Except that in this blog I was going to tell you why these famous Japanese car models and more are not wacky at all. They’re not titteringly amusing in the slightest but are instead steeped in common sense and implacable Japanese logic.

I was going to tell you about the Nissan Gloria. Formerly the Prince Gloria, it originated in the 1950s when cars were still rare and expensive and the Prince car company was the official vehicle supplier to the Japanese Imperial Household. Prince gifted a car to the then crown prince – later to be Emperor Akihito – for his wedding and another for his anniversary.
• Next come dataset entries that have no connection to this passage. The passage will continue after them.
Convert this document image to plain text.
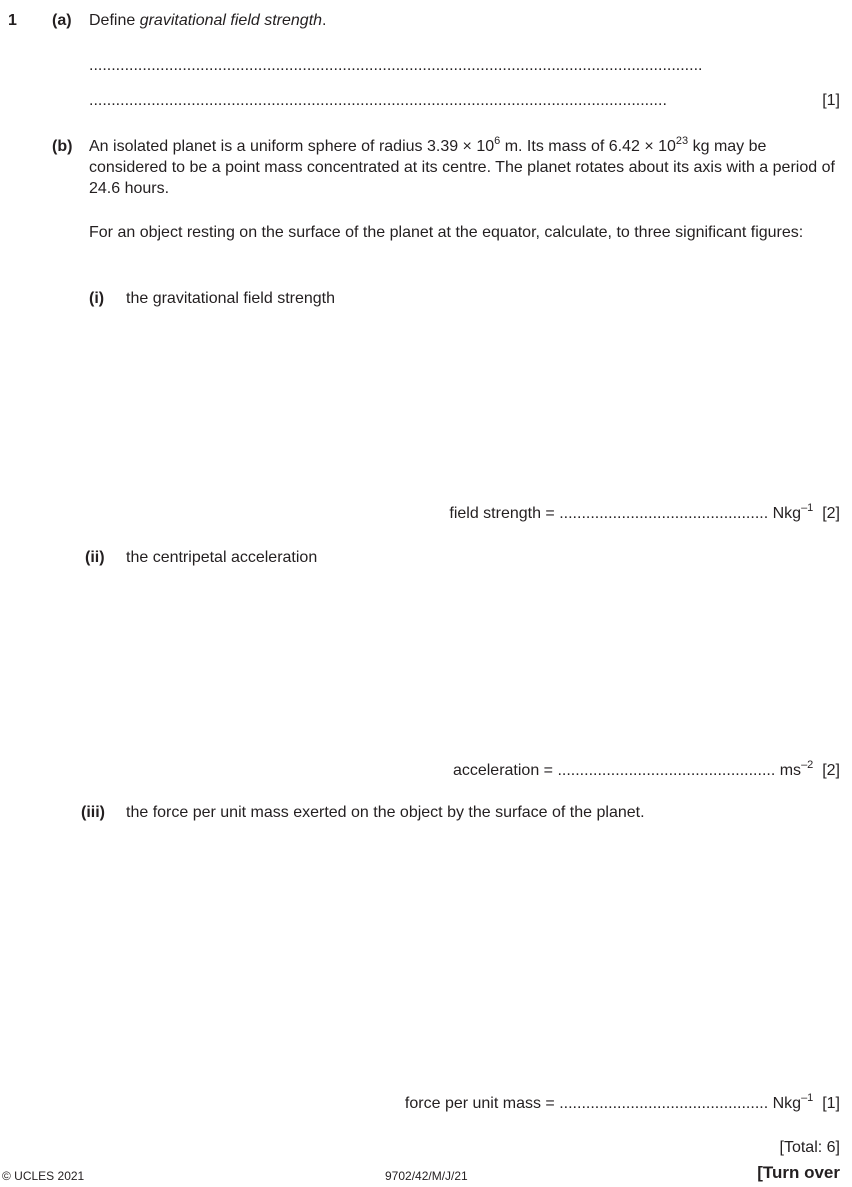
1 (a) Define gravitational field strength.
..........................................................................................................................................
..................................................................................................................................	[1]
(b) An isolated planet is a uniform sphere of radius $3.39 \times 10^6$ m. Its mass of $6.42 \times 10^{23}$ kg may be considered to be a point mass concentrated at its centre. The planet rotates about its axis with a period of 24.6 hours.
For an object resting on the surface of the planet at the equator, calculate, to three significant figures:
(i) the gravitational field strength
field strength = ............................................... Nkg$^{-1}$ [2]
(ii) the centripetal acceleration
acceleration = ................................................. $ms^{-2}$ [2]
(iii) the force per unit mass exerted on the object by the surface of the planet.
force per unit mass = ............................................... Nkg$^{-1}$ [1]
[Total: 6]
© UCLES 2021	9702/42/M/J/21	[Turn over
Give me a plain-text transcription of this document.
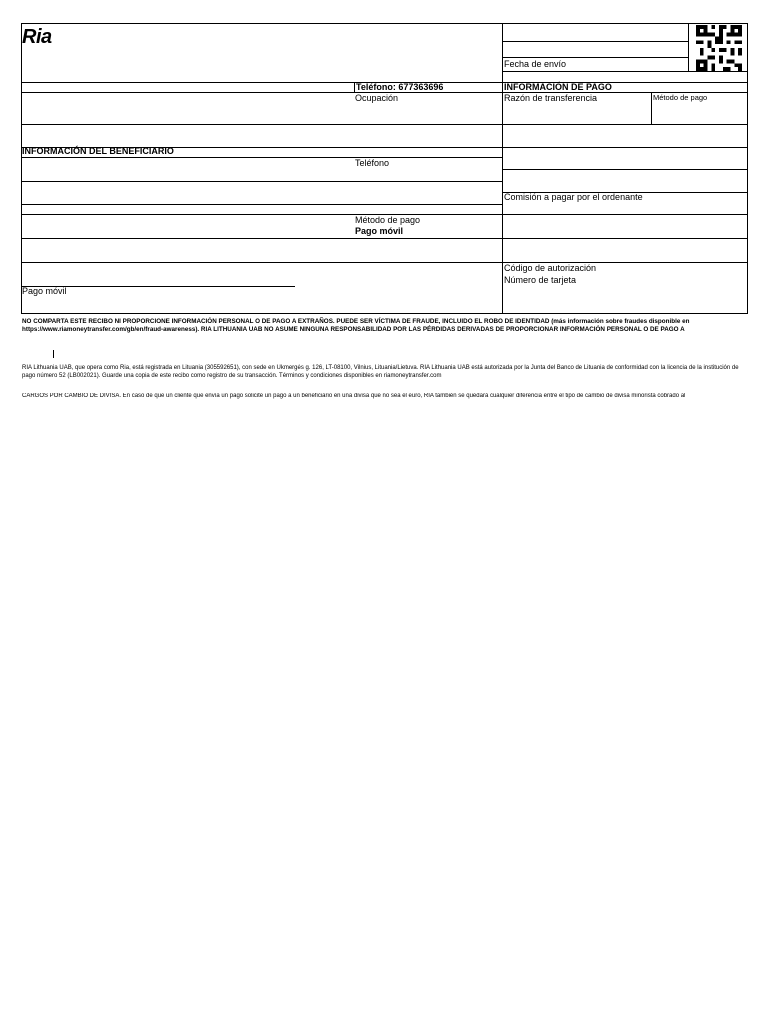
Ria
Fecha de envío
Teléfono: 677363696
Ocupación
INFORMACIÓN DE PAGO
Razón de transferencia	Método de pago
INFORMACIÓN DEL BENEFICIARIO
Teléfono
Comisión a pagar por el ordenante
Método de pago
Pago móvil
Código de autorización
Número de tarjeta
Pago móvil
NO COMPARTA ESTE RECIBO NI PROPORCIONE INFORMACIÓN PERSONAL O DE PAGO A EXTRAÑOS. PUEDE SER VÍCTIMA DE FRAUDE, INCLUIDO EL ROBO DE IDENTIDAD (más información sobre fraudes disponible en https://www.riamoneytransfer.com/gb/en/fraud-awareness). RIA LITHUANIA UAB NO ASUME NINGUNA RESPONSABILIDAD POR LAS PÉRDIDAS DERIVADAS DE PROPORCIONAR INFORMACIÓN PERSONAL O DE PAGO A
RIA Lithuania UAB, que opera como Ria, está registrada en Lituania (305592651), con sede en Ukmergės g. 126, LT-08100, Vilnius, Lituania/Lietuva. RIA Lithuania UAB está autorizada por la Junta del Banco de Lituania de conformidad con la licencia de la institución de pago número 52 (LB002021). Guarde una copia de este recibo como registro de su transacción. Términos y condiciones disponibles en riamoneytransfer.com
CARGOS POR CAMBIO DE DIVISA. En caso de que un cliente que envía un pago solicite un pago a un beneficiario en una divisa que no sea el euro, RIA también se quedará cualquier diferencia entre el tipo de cambio de divisa minorista cobrado al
It stands to reason, then, that an outward-looking company would give the model an appropriate, grand, joyful and, yes, glorious-sounding name that the rest of the world would understand. It wasn’t named after a Loose Women presenter.

The Isuzu GIGA 20 Light Dump? Well, it’s a small commercial vehicle, and there are countries in the world where the word ‘dump’ is as shoulder-shruggingly innocent as ‘spunk’ is in Australia. The Isuzu is, in effect, a small dump truck. There’s a Mazda Titan Dump, too. Guess what? It’s bigger.

The Bongo Friendee, I’ll admit, gave me more trouble. But the Bongo, a van, is a lightweight, tightly skinned piece of equipment that serves the community, just like a bongo drum: simple tools, like instruments, used for the enrichment of community.

A Bongo van with lots of seats or a camp bed? Well it’s an even more communal Bongo. A Bongo for friends. A Friendly Bongo, or a Bongo Friendee, if you will. Precisely nothing odd about that at all.

Which brings me to every internet forum’s favourite wacky Japanese car name, the Nissan Pantry Boy Supreme. I had assumed it was a small van beloved of caterers – certainly, the internet told me so – and, as such, Pantry Boy would, similarly, be a perfectly sensible, logical name. For a van used to deliver ingredients to small restaurants and caterers: things brought to you from a pantry. It’s the Japanese equivalent of a bread van. It’s entirely rational.

Except that I couldn’t find a picture or specification for the Pantry Boy anywhere, so I asked the good people of Nissan Europe about it. They were aware of the Pantry Boy but couldn’t find anything on it. So they asked their Japanese colleagues, who shrugged and said the equivalent of “never heard of it, mate”.